Saturday, 2 September 2017

Charity Musical Concert

What a wonderful evening!
A friend gave me a ticket to this - she'd bought it because she wanted to contribute to the Keith Leighton Neurological Fund, but didn't think she would be able to go. I'd been aware of the Keith Leighton Fund locally, but didn't really know a lot about it - I learned a lot last night!
St Mary's was packed for the performance, which started off with Father Richard on the organ, playing Handel - building up to pulling all the stops out! The master of ceremonies was Roger Beetham, in a multi-coloured waistcoat, treating the evening like Sunday Night at the London Palladium! He said at one point that he had married a Madigan, and she had lots of Keylock cousins, which may have been why he was asked to organise the evening.
Next on stage was Ross Leighton, who said that, as a member of the family, he would have felt insulted if he wasn't invited to play. He had some very clever tech on stage, in the form of a little red box. When he played a phrase of music on his guitar, the box repeated it back, and he could layer one phrase above another until it sounded like there were four or five guitars playing.
He was one of the younger performers, and was followed by two of the older generation - Sue and Mal, accompanied by Val on the piano. Mal is a member of the Talgarth Male Voice Choir, which sometimes comes and sings in Hay, and they did two lovely pieces - the second was Panis Angelicus (there was a bit of an angel theme running through the choices of songs).
Back to the youngsters, with Sam Powell on the piano and Luci Prendergast singing - I was impressed by the number of talented local young men who can play the piano (and guitar), and some seriously good local young women singers.
Sam was followed at the piano by Thom, son of the MC, who had come up to play despite it being his 5th wedding anniversary. His wife Annis had planned to perform with him, but their small child was poorly, so she had stayed at home.

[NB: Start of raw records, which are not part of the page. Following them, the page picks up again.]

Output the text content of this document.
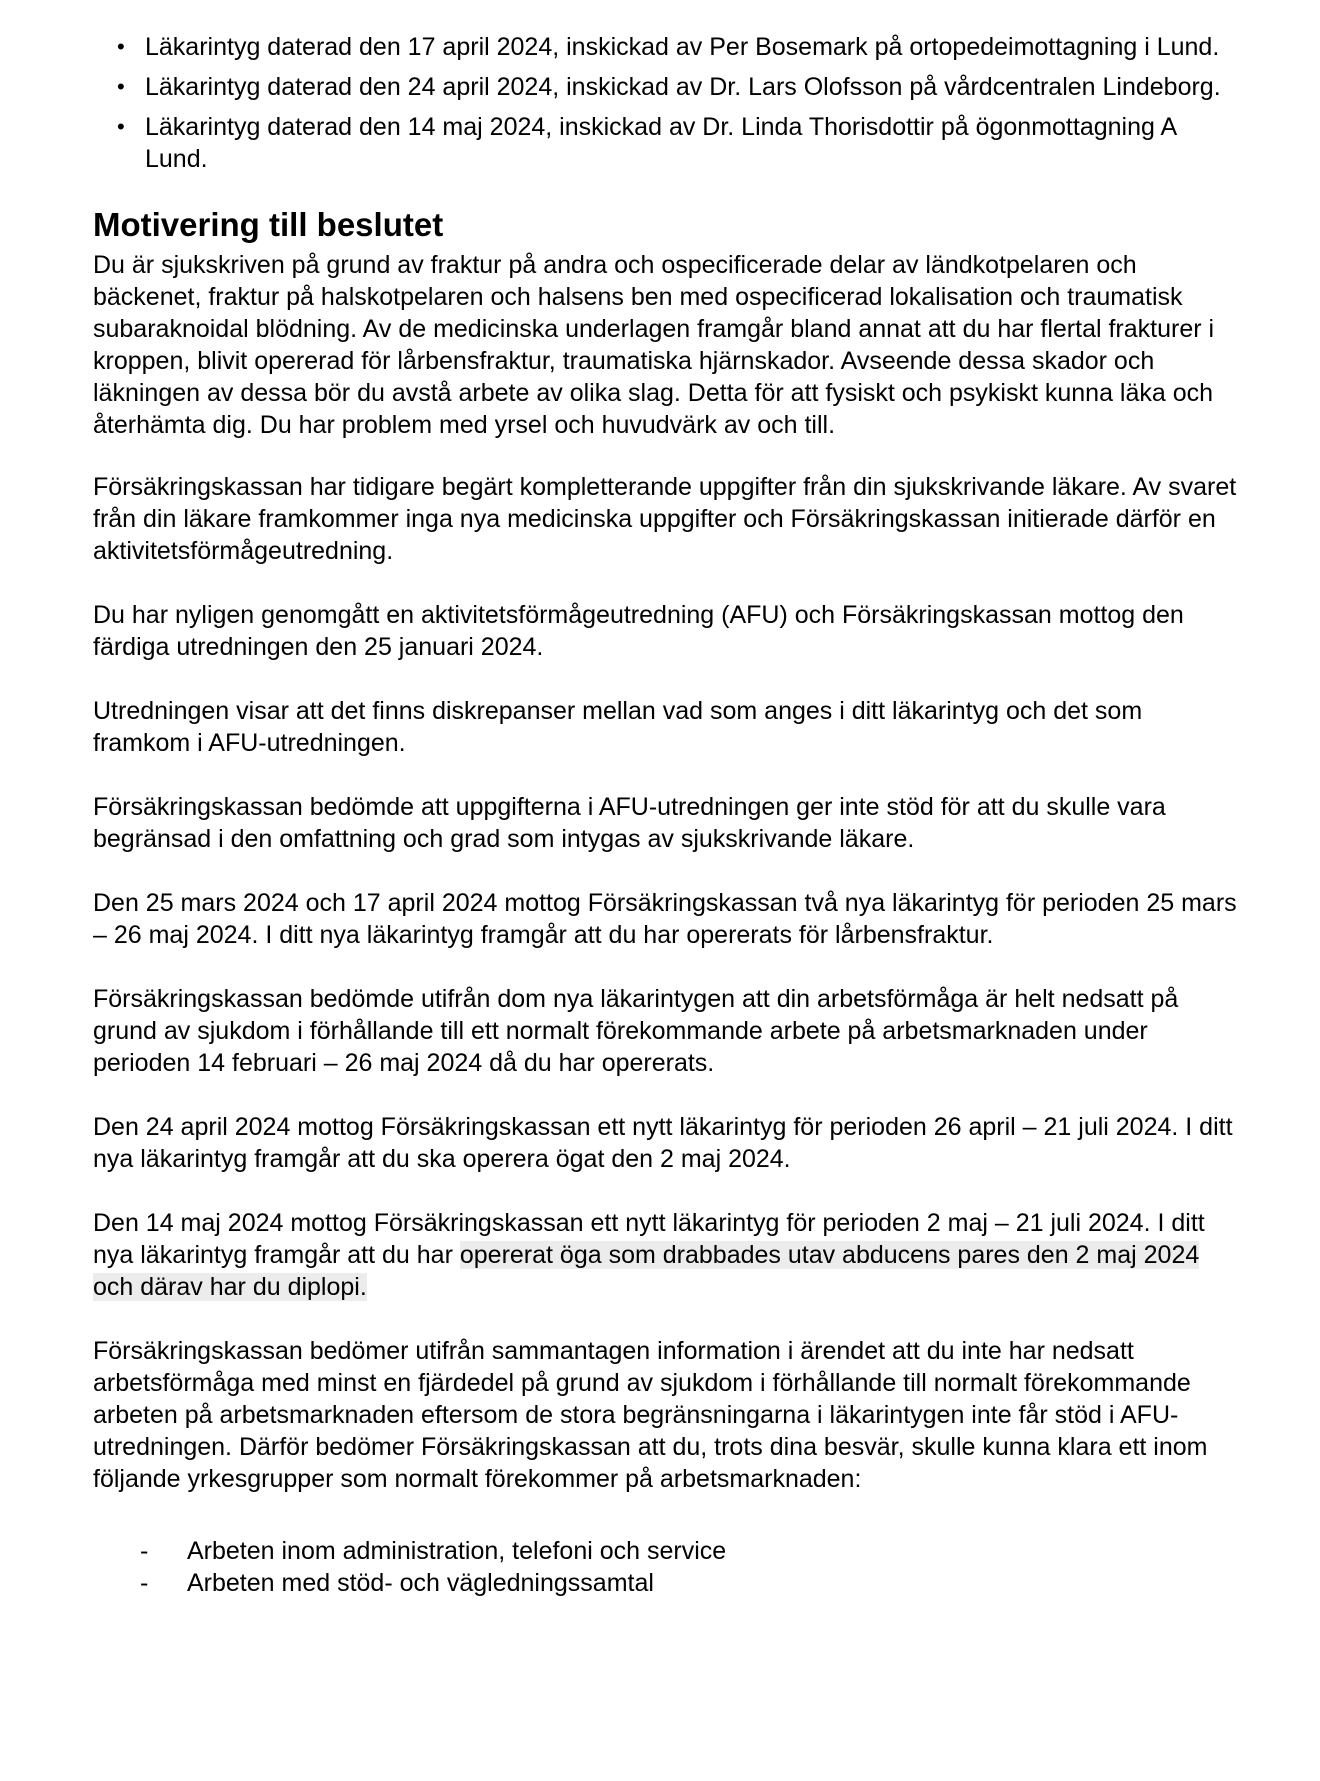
• Läkarintyg daterad den 17 april 2024, inskickad av Per Bosemark på ortopedeimottagning i Lund.
• Läkarintyg daterad den 24 april 2024, inskickad av Dr. Lars Olofsson på vårdcentralen Lindeborg.
• Läkarintyg daterad den 14 maj 2024, inskickad av Dr. Linda Thorisdottir på ögonmottagning A Lund.
Motivering till beslutet

Du är sjukskriven på grund av fraktur på andra och ospecificerade delar av ländkotpelaren och bäckenet, fraktur på halskotpelaren och halsens ben med ospecificerad lokalisation och traumatisk subaraknoidal blödning. Av de medicinska underlagen framgår bland annat att du har flertal frakturer i kroppen, blivit opererad för lårbensfraktur, traumatiska hjärnskador. Avseende dessa skador och läkningen av dessa bör du avstå arbete av olika slag. Detta för att fysiskt och psykiskt kunna läka och återhämta dig. Du har problem med yrsel och huvudvärk av och till.

Försäkringskassan har tidigare begärt kompletterande uppgifter från din sjukskrivande läkare. Av svaret från din läkare framkommer inga nya medicinska uppgifter och Försäkringskassan initierade därför en aktivitetsförmågeutredning.

Du har nyligen genomgått en aktivitetsförmågeutredning (AFU) och Försäkringskassan mottog den färdiga utredningen den 25 januari 2024.

Utredningen visar att det finns diskrepanser mellan vad som anges i ditt läkarintyg och det som framkom i AFU-utredningen.

Försäkringskassan bedömde att uppgifterna i AFU-utredningen ger inte stöd för att du skulle vara begränsad i den omfattning och grad som intygas av sjukskrivande läkare.

Den 25 mars 2024 och 17 april 2024 mottog Försäkringskassan två nya läkarintyg för perioden 25 mars – 26 maj 2024. I ditt nya läkarintyg framgår att du har opererats för lårbensfraktur.

Försäkringskassan bedömde utifrån dom nya läkarintygen att din arbetsförmåga är helt nedsatt på grund av sjukdom i förhållande till ett normalt förekommande arbete på arbetsmarknaden under perioden 14 februari – 26 maj 2024 då du har opererats.

Den 24 april 2024 mottog Försäkringskassan ett nytt läkarintyg för perioden 26 april – 21 juli 2024. I ditt nya läkarintyg framgår att du ska operera ögat den 2 maj 2024.

Den 14 maj 2024 mottog Försäkringskassan ett nytt läkarintyg för perioden 2 maj – 21 juli 2024. I ditt nya läkarintyg framgår att du har opererat öga som drabbades utav abducens pares den 2 maj 2024 och därav har du diplopi.

Försäkringskassan bedömer utifrån sammantagen information i ärendet att du inte har nedsatt arbetsförmåga med minst en fjärdedel på grund av sjukdom i förhållande till normalt förekommande arbeten på arbetsmarknaden eftersom de stora begränsningarna i läkarintygen inte får stöd i AFU-utredningen. Därför bedömer Försäkringskassan att du, trots dina besvär, skulle kunna klara ett inom följande yrkesgrupper som normalt förekommer på arbetsmarknaden:

- Arbeten inom administration, telefoni och service
- Arbeten med stöd- och vägledningssamtal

During the interval, there was a bar at the back, with Stuart the churchwarden asking people to stay inside the church with their drinks, because drinking outside in the churchyard wasn't covered by their licence. Stuart also mentioned, at the beginning of the concert, that it might be warm in the church now, but the heating system is on its last legs, and they would be very grateful if people leaving at the end could put some money in the jar by the door for new central heating. There were also snacks, and the inevitable raffle, with lots of prizes, one of which was won by Jack Keylock - who was the inspiration for the concert.

The second half began with Fred Hayward and George Keylock, on guitars. This may have been the first time a Lady GaGa song has been heard in St Mary's!
They were followed by Morgan Field, who had another bit of clever tech - she did something on her phone, pressed a button on one of the speakers, and had a backing track for her Welsh song.
Then Thea and Sam Harrhy came up - young Sam was playing an acoustic guitar, so needed to stand close to a low microphone while they sang so it could be heard.
Then Sheila Leighton came up and read a poem in praise of Hay-on-Wye, written by Phyllis Malone, who lived to be a hundred years old, and loved the area.
The finale was some very fine choral close harmony singing by the Black Lion Singers, a new group led by Roger Beetham (who appears to have been involved in music teaching in the area for many years - he mentioned meeting some of the younger performers when they were in infant school). One of the pieces they sang was South African - he attempted to say it was in the !Xhosa language (and the exclamation mark should be the other way up, to denote a click), and a South African lady in the front row corrected his pronunciation for him!

The choir was a wonderful end to the concert, but the best part was next, when Jack Keylock's father spoke on stage about his son being diagnosed with a brain tumour, and how much the Keith Leighton Fund had helped the family. Jack has just come back from five weeks in hospital in Birmingham, having surgery - his head is shaved, and there are several scars visible. Sheila Leighton came up on stage too (previously I'd only known her as the nice lady in the opticians) and said a few words about the Fund, which started when her husband had a brain tumour, thirty years ago, and has helped several local families since - there seem to be a lot of people who suffer from brain tumours in this area; no-one seems to know why.
Then Jack came up on stage with an enormous bunch of pink and white flowers for Sheila, to show his appreciation of all she had done for him, and he said a few words. He talked about the day that he got the diagnosis, and saw the devastation on his father's face, and.... "I can't swear in here!" he said. And then he went on to say that having the brain tumour has, he thinks, made him a better person, because he now wants to help other people.
But that wasn't the end of the concert. The end was a rousing rendition of Cwm Rhondda - The Welsh hymn, with all the congregation belting it out for all they were worth.
A great end to a great evening.


Anonymous said...

Typo alert Morgan not Malone

Eigon said...

Thanks! I thought I'd caught all the mistakes!